Com seu característico tom beligerante, Timóteo provoca:
— "Entra meu amor / Fica a vontade / E diz com sinceridade / O que desejas de mim". Eu cantando isso é brega. Se fosse o Chico Buarque era chique. Nelson Gonçalves cantando Negue é cafona. Maria Bethânia grava e vira um luxo.

Ana também falou com Rodrigo Mell e Walter de Afogados, que despontam ao lado de nomes como Gaby Amarantos nessa reinvenção do brega sob as luzes das trilhas das novelas globais. Mas a diretora não concorda que esses novos artistas figurem nesse universo pelo viés da paródia, em contraposição à maior autenticidade dos "clássicos".

— Eles são tão genuínos quanto os mais antigos. Ocorre que sobre esses mais velhos se olha agora em perspectiva, de forma romantizada. Chupa que É de Uva (de Rodrigo Mell) representa esse universo hoje tanto quanto Pare de Tomar a Pílula (de Odair José) representava nos anos 1970. 

Assista ao treiler do filme.

Meu brega favorito

"Vou de Wando, aquela do ‘você é luz, é raio, estrela e luar’... Essa música é um daqueles horrores adoráveis, como pinguim de geladeira, flor de plástico ou abajur vermelho. Não paira dúvida alguma sobre a ruindade da música, mas, sem pretensão, ela é graciosa, divertida, bem-humorada. A graça dessas canções deus-me-livre é essa, eu acho: a coisa ser ruim de doer e não pretender ser além do que é."

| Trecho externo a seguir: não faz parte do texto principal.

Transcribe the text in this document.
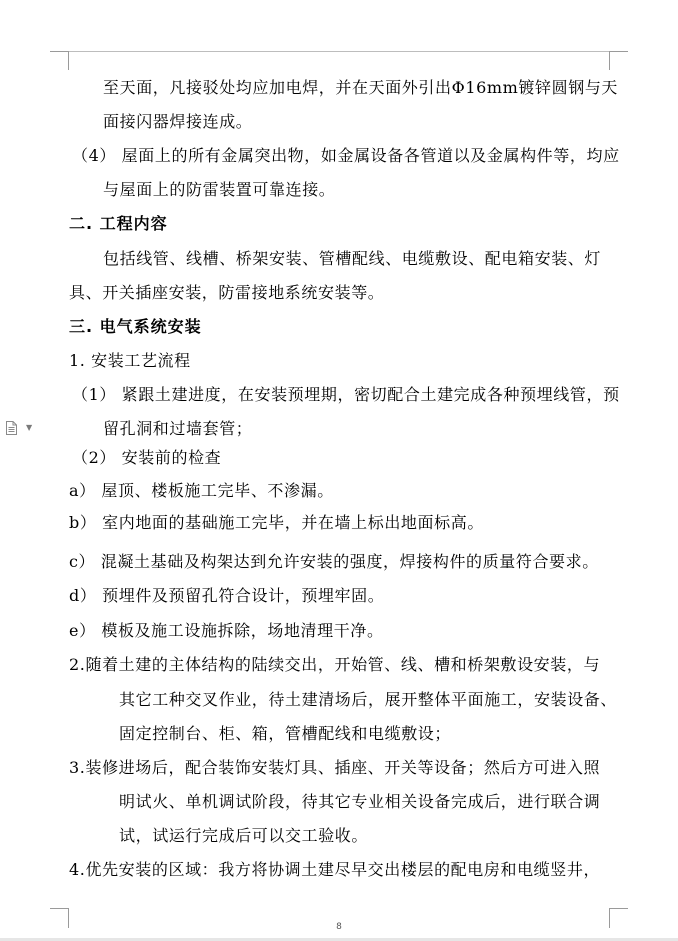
▼
至天面，凡接驳处均应加电焊，并在天面外引出Φ16mm镀锌圆钢与天
面接闪器焊接连成。
（4） 屋面上的所有金属突出物，如金属设备各管道以及金属构件等，均应
与屋面上的防雷装置可靠连接。
二. 工程内容
包括线管、线槽、桥架安装、管槽配线、电缆敷设、配电箱安装、灯
具、开关插座安装，防雷接地系统安装等。
三. 电气系统安装
1. 安装工艺流程
（1） 紧跟土建进度，在安装预埋期，密切配合土建完成各种预埋线管，预
留孔洞和过墙套管；
（2） 安装前的检查
a） 屋顶、楼板施工完毕、不渗漏。
b） 室内地面的基础施工完毕，并在墙上标出地面标高。
c） 混凝土基础及构架达到允许安装的强度，焊接构件的质量符合要求。
d） 预埋件及预留孔符合设计，预埋牢固。
e） 模板及施工设施拆除，场地清理干净。
2.随着土建的主体结构的陆续交出，开始管、线、槽和桥架敷设安装，与
其它工种交叉作业，待土建清场后，展开整体平面施工，安装设备、
固定控制台、柜、箱，管槽配线和电缆敷设；
3.装修进场后，配合装饰安装灯具、插座、开关等设备；然后方可进入照
明试火、单机调试阶段，待其它专业相关设备完成后，进行联合调
试，试运行完成后可以交工验收。
4.优先安装的区域：我方将协调土建尽早交出楼层的配电房和电缆竖井，
8
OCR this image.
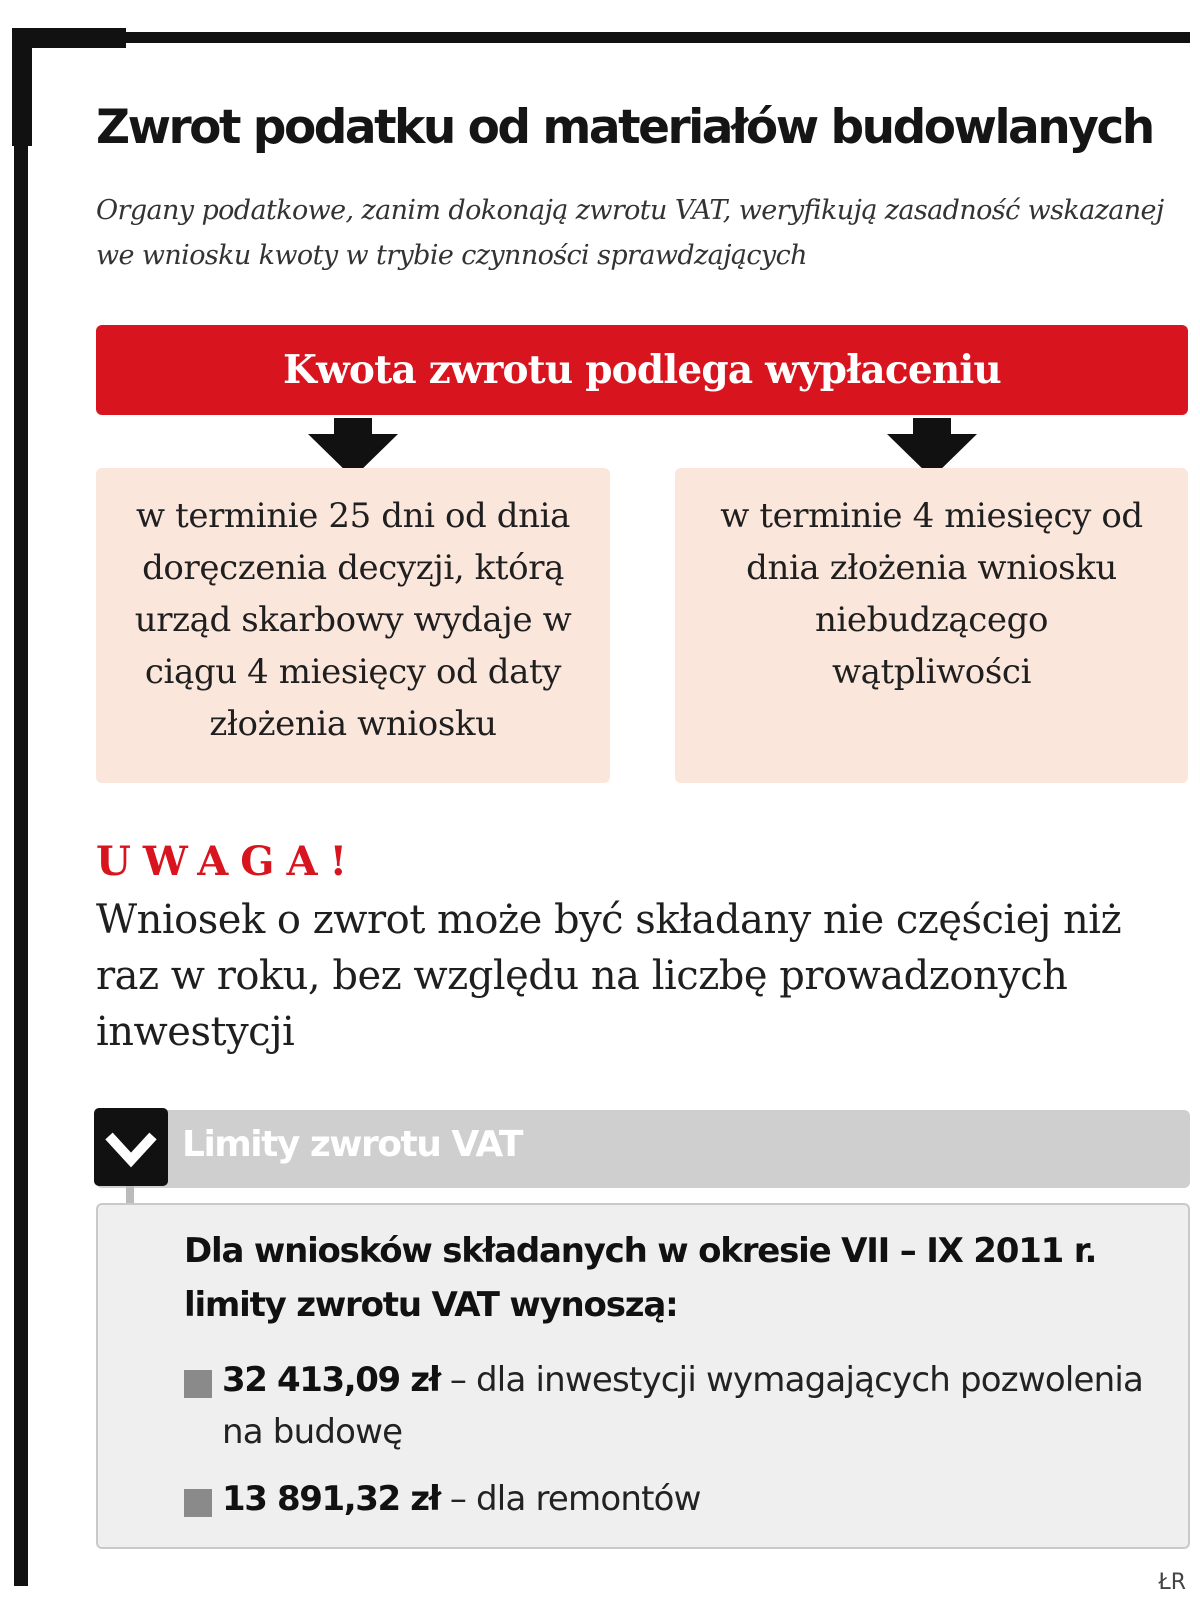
Zwrot podatku od materiałów budowlanych
Organy podatkowe, zanim dokonają zwrotu VAT, weryfikują zasadność wskazanej we wniosku kwoty w trybie czynności sprawdzających
Kwota zwrotu podlega wypłaceniu
w terminie 25 dni od dnia doręczenia decyzji, którą urząd skarbowy wydaje w ciągu 4 miesięcy od daty złożenia wniosku
w terminie 4 miesięcy od dnia złożenia wniosku niebudzącego wątpliwości
UWAGA!
Wniosek o zwrot może być składany nie częściej niż raz w roku, bez względu na liczbę prowadzonych inwestycji
Limity zwrotu VAT
Dla wniosków składanych w okresie VII – IX 2011 r. limity zwrotu VAT wynoszą:
32 413,09 zł – dla inwestycji wymagających pozwolenia na budowę
13 891,32 zł – dla remontów
ŁR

CÍntia Moscovich, escritora

" A única brega de que eu gosto é o punk brega do Wander Wildner. Vale Eu Tenho uma Camiseta Escrita Eu te Amo? Mas tenho uma simpatia afetuosa pelos cantores bregas porque eles falam de sentimentos tão elementares, tão comuns e tão renegados pelo ‘bom gosto’. Não consigo gostar, mas me divirto se alguém canta na minha frente."

Marcia Tiburi, filósofa e escritora


"Já me ‘apeguei’ a mais de uma música considerada brega. Na época em que vivia nos rodeios, uma das que mais gostava era Nuvem de Lágrima, de Chitãozinho e Xororó. Acho que essas músicas nos tocam quando estamos sentimentais. Ser brega é um estilo e ter estilo é ter personalidade."

Ingra Liberato, atriz


"Não sei se eram consideradas bregas, mas eu curtia o molejo das músicas do Claudinho e Buchecha."

Martha Medeiros, escritora e cronista


"Uma música brega na hora certa é fundamental. Quem nunca gostou que atire a primeira pedra. A que eu mais gosto, até hoje choro (de verdade), é Impossível Acreditar que Perdi Você, do e com o Márcio Greyck. É perfeita, uma das músicas que escuto sempre."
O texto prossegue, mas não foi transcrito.